One of the joys of congregational life is that we bring so many different loves to our gathering, and we get to learn from one another, be taught by one another how to better love things we have not yet learned to love. I think of Keith Lehman and his love for language, Rod and Mary Stucky’s love of music, Jennifer Jorgenson, Jane Patty, and Rachel Smith’s love for vulnerable children, Jim Miller’s love for just about everything he can find to read and do. The love of the children for play and learning. The way the whole congregation works together around the time of Mennonite Arts Weekend to share in the love of the arts.

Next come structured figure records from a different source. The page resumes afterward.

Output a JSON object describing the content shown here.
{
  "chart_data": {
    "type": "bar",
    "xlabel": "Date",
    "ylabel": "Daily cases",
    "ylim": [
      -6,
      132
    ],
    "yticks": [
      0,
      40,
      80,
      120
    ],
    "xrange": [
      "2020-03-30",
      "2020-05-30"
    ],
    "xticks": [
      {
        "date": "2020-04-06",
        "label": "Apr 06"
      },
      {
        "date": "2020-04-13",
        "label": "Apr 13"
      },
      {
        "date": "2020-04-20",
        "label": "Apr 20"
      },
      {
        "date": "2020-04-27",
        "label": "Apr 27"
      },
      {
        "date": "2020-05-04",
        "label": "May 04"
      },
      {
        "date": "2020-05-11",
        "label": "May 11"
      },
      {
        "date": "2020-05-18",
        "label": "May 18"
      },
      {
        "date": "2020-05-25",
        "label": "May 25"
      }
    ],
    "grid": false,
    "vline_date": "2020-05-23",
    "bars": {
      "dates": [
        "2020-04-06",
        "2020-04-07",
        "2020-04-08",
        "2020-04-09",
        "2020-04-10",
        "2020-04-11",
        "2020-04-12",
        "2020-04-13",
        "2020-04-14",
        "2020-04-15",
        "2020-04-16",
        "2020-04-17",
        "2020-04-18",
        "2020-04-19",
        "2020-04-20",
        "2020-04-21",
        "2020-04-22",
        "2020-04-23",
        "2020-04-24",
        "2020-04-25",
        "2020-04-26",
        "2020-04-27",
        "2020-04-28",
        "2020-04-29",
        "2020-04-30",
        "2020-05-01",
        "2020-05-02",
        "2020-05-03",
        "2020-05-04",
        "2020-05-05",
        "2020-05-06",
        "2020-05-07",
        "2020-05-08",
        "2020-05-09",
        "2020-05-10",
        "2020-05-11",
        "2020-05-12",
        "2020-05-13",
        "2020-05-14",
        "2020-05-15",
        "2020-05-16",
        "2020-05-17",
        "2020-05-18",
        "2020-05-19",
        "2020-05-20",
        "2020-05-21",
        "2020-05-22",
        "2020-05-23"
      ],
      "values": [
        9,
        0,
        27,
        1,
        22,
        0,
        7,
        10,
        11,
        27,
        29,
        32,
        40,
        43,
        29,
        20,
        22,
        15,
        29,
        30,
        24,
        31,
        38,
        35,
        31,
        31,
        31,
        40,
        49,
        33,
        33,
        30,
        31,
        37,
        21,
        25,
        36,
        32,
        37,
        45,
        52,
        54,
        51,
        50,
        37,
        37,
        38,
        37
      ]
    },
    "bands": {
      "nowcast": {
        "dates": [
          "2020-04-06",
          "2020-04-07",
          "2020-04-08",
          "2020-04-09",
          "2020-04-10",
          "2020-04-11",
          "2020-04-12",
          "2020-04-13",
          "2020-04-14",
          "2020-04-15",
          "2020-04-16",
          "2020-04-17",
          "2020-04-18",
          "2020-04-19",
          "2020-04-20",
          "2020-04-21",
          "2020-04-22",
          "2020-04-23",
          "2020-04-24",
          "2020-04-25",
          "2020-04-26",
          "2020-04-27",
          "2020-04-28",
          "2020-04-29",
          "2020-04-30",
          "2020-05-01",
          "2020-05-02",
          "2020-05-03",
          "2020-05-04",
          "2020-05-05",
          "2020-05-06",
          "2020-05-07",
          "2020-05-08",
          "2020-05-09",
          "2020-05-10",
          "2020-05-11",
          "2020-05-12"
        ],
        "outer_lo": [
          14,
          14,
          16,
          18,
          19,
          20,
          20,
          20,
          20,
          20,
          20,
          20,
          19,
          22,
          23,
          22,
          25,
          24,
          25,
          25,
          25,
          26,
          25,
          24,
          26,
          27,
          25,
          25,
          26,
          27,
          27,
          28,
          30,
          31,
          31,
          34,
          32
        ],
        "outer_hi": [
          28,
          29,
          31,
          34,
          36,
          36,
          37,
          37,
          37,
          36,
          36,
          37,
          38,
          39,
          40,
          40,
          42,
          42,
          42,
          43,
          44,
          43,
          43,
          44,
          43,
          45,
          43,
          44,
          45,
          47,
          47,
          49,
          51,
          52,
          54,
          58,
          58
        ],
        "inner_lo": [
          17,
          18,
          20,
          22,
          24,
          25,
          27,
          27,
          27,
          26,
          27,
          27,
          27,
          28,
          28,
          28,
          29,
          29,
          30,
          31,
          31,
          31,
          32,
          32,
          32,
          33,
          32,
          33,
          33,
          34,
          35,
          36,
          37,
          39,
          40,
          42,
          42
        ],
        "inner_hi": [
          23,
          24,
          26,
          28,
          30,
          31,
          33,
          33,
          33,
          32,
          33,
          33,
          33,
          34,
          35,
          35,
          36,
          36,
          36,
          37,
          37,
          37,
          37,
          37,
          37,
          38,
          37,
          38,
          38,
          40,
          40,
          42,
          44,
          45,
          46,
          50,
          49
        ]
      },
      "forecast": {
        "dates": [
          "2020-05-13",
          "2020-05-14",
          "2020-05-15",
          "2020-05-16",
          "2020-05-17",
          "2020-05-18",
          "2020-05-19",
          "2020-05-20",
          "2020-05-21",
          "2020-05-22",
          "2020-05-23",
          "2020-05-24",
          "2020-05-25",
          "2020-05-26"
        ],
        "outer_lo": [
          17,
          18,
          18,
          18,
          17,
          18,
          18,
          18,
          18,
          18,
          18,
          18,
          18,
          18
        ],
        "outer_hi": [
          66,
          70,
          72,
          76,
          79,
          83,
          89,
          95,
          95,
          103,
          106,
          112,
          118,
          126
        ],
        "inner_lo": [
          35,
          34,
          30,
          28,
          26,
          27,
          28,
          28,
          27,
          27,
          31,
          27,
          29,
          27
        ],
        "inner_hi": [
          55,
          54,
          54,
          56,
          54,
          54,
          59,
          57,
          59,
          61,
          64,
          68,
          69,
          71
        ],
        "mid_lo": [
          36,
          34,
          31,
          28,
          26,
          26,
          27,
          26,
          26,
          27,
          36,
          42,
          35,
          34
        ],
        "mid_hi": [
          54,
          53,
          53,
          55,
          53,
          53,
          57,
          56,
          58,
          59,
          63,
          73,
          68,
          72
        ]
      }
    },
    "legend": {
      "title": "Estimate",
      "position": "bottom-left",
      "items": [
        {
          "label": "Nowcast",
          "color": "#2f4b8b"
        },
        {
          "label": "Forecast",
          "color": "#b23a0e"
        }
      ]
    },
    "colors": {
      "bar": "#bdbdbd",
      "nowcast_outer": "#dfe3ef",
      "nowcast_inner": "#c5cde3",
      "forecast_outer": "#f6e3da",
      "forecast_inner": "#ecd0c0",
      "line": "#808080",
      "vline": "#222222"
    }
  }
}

One of the pieces of wisdom that I’ll remember from the tree course was Nancy’s belief that the only way to really preserve the forest was that each person had to pick a plot of land and care for it. It’s too much for any one person or organization to do, but each person has the ability to care for a plot, wherever that space might be. And this seems to apply not only to the forest, but to whatever place has been given us to love.
I mentioned last week that these three sermons will be about the big picture. That is more true of last week and next week. This is about the small picture, that part of the big picture we’re be given. Where we are, which is, inherently, a limited amount of space.
And loving the place where we are, or the unique gifts we’ve been given, may be one of most difficult things to do in life. The way the Abraham and Lot story deals with this is by reversing that kind of mentality that holds that the grass is always greener on the other side. Because in the story, the grass actually is greener on the other side. Lot gets the green side, and Abraham gets the not-as-green side. But its Abraham who receives the instruction to walk all around his portion of the land, to notice and know and love it, and to watch it become the place where the story of salvation takes place. This is the place he’s been given.
So I’m extending an invitation to fall in love. Walk, sing, write, talk, study, meditate your way into love. It’s a process that takes time, and potentially some pretty hard work, but it’s exactly what our world needs. It’s exactly what God is inviting us into.